YANGON—The Malaysian government wants to deport more than 3,000 people currently held in its immigration detention centers to Myanmar after hundreds of detainees tested positive for COVID-19, according to a Myanmar Embassy official in Malaysia.
U Ko Ko Lwin, chief of chancery at the Myanmar Embassy in Kuala Lumpur, told The Irrawaddy on Monday that Malaysia had informed the embassy of its wish to deport the detainees, and offered to provide charter flights to transport them.
In Malaysia, undocumented foreigners apprehended by authorities are typically jailed for three to six months under the country’s immigration laws for staying and working in the country illegally.

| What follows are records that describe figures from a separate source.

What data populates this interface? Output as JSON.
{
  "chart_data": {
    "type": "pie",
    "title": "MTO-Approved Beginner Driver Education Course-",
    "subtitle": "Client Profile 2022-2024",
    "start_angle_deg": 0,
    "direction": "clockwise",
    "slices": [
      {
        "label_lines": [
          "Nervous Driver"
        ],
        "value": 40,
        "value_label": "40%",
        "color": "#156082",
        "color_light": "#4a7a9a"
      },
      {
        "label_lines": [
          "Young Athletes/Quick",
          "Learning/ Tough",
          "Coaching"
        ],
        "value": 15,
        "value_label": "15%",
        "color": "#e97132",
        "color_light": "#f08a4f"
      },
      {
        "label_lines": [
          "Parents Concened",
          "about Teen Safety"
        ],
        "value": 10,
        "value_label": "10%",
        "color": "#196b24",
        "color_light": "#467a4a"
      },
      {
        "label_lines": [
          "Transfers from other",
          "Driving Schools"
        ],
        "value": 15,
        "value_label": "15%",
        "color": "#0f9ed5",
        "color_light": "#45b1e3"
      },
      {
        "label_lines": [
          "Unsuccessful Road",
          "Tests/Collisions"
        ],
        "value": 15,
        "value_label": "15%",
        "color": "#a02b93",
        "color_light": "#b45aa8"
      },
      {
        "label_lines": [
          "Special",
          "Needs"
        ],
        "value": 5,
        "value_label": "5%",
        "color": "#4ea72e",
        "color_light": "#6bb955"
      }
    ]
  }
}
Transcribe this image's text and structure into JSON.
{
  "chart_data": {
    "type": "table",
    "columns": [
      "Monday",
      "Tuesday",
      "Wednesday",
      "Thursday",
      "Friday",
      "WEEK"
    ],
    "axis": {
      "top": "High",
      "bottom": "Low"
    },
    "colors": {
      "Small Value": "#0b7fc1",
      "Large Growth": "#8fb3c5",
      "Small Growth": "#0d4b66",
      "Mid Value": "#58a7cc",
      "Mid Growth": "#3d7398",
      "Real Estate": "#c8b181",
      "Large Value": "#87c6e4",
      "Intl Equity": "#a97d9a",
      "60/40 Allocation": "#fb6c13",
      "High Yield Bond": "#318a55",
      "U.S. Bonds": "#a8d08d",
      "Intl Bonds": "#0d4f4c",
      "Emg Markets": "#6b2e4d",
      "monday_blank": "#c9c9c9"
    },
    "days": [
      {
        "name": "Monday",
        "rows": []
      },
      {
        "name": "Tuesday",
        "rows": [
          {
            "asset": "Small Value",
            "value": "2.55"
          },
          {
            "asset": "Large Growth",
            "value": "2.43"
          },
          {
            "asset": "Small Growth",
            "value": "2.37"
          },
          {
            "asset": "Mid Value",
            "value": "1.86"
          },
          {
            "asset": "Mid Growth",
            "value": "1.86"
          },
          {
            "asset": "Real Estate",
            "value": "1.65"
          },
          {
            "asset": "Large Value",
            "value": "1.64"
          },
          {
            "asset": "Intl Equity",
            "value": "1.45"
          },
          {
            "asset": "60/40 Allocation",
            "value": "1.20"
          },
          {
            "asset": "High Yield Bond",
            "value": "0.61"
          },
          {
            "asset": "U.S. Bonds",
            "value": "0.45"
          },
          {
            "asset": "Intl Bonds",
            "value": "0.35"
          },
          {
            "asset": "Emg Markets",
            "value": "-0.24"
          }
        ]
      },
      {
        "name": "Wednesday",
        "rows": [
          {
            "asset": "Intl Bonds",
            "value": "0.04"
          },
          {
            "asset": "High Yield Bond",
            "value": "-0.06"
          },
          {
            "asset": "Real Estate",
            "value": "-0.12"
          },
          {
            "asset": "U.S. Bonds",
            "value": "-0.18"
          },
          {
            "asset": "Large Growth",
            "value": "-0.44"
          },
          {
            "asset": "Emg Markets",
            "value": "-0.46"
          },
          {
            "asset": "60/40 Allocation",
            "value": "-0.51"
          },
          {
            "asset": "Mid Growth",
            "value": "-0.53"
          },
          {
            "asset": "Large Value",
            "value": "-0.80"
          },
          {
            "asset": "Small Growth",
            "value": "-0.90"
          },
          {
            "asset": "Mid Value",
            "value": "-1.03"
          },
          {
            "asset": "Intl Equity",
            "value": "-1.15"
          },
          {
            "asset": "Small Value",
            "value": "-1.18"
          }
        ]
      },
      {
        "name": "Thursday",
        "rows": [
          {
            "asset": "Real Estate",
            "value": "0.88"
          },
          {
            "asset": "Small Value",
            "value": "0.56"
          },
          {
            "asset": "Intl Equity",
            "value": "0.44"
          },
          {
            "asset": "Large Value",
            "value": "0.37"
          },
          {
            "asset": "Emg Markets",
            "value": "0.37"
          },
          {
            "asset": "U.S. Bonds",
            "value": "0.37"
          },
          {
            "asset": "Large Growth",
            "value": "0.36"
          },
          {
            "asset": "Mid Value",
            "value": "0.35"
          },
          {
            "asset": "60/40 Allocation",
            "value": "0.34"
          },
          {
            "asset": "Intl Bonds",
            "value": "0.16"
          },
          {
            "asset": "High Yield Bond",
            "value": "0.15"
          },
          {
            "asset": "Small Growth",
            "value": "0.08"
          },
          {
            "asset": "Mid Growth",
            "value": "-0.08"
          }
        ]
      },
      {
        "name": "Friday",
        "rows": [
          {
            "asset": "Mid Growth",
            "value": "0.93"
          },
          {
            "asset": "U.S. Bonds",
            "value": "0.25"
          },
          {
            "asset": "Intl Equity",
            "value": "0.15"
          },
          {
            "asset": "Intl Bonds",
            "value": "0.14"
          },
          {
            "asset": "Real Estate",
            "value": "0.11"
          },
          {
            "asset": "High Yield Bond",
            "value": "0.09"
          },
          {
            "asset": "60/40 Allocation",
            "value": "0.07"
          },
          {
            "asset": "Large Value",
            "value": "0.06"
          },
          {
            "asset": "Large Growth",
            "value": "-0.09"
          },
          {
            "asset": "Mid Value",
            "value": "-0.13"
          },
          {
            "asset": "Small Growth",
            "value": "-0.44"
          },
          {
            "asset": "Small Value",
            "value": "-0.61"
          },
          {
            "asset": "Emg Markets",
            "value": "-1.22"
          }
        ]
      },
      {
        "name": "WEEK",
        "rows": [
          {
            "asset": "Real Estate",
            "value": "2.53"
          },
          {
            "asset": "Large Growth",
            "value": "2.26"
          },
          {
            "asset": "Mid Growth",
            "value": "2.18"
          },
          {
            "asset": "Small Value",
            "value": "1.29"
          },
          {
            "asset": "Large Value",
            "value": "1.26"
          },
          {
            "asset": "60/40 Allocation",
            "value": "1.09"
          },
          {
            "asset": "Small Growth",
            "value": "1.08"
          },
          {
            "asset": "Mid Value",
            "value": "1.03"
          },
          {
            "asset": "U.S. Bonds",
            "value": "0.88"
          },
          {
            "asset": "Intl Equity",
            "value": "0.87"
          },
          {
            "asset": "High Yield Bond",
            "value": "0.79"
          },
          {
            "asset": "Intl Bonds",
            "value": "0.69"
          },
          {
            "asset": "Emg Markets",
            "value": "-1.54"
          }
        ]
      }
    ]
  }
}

After serving their prison terms, they are held at immigration detention centers until their identities and citizenship can be confirmed by their respective embassies.
Malaysian Health Ministry Director General Noor Hisham Abdullah told the media on Thursday that the ministry had confirmed 277 new COVID-19 cases on that day, of whom 270 were foreign detainees held at immigration detention centers.
That followed the discovery on May 21 that 35 foreign detainees at the Bukit Jalil Immigration Detention Center were COVID-19-positive, of whom 17 were found to be Myanmar nationals.
Malaysia’s Foreign Affairs Ministry has offered to return more than 3,000 people it describes as Myanmar nationals currently detained in 11 immigration detention centers across the country, according to the embassy official.
“We have to process them to determine whether they are in fact Myanmar nationals,” U Ko Ko Lwin said.
On a previous occasion, Myanmar authorities found that half of the 200 detainees at a Malaysian immigration detention center who registered as Myanmar nationals were not from the country, he said.
He added that embassy officials are planning to visit the 11 immigration detention centers across Malaysia to conduct citizenship screening as soon as the Malaysian government eases COVID-19 restrictions on interstate travel.
The identification process has been further hampered by reports of COVID-19 transmissions at the camps.
According to U Ko Ko Lwin, detainees at the immigration detention centers who are confirmed as Myanmar nationals will be brought home.
On May 11, 391 Myanmar nationals who had been held at Malaysian immigration detention centers after being released from prison were deported to Myanmar on two chartered flights sponsored by the Malaysian government.
Of the 391, four deported Myanmar nationals tested positive for COVID-19.
Since May 8, Myanmar has brought home 591 Myanmar nationals including 391 detainees, according to the Myanmar Ministry of Foreign Affairs.
U San Win, a Myanmar migrant activist and chairman of the Kuala Lumpur-based Kathpone Free Funeral Service Society, told The Irrawaddy on Monday that the Myanmar government should assist undocumented Myanmar workers in Malaysia stranded by the COVID-19 lockdown amid Malaysia’s ongoing crackdown on undocumented foreign workers.
Many undocumented Myanmar migrants, including some pregnant women and people with non-COVID-19 health problems, are struggling to survive after losing their jobs due to the COVID-19 crisis, U San Win said.
Myanmar Embassy officials said that about 400 Myanmar nationals in Malaysia have registered to return home on repatriation flights being organized by the Myanmar government.
As of Monday, Myanmar has reported 243 COVID-19 cases including six deaths and 156 recoveries.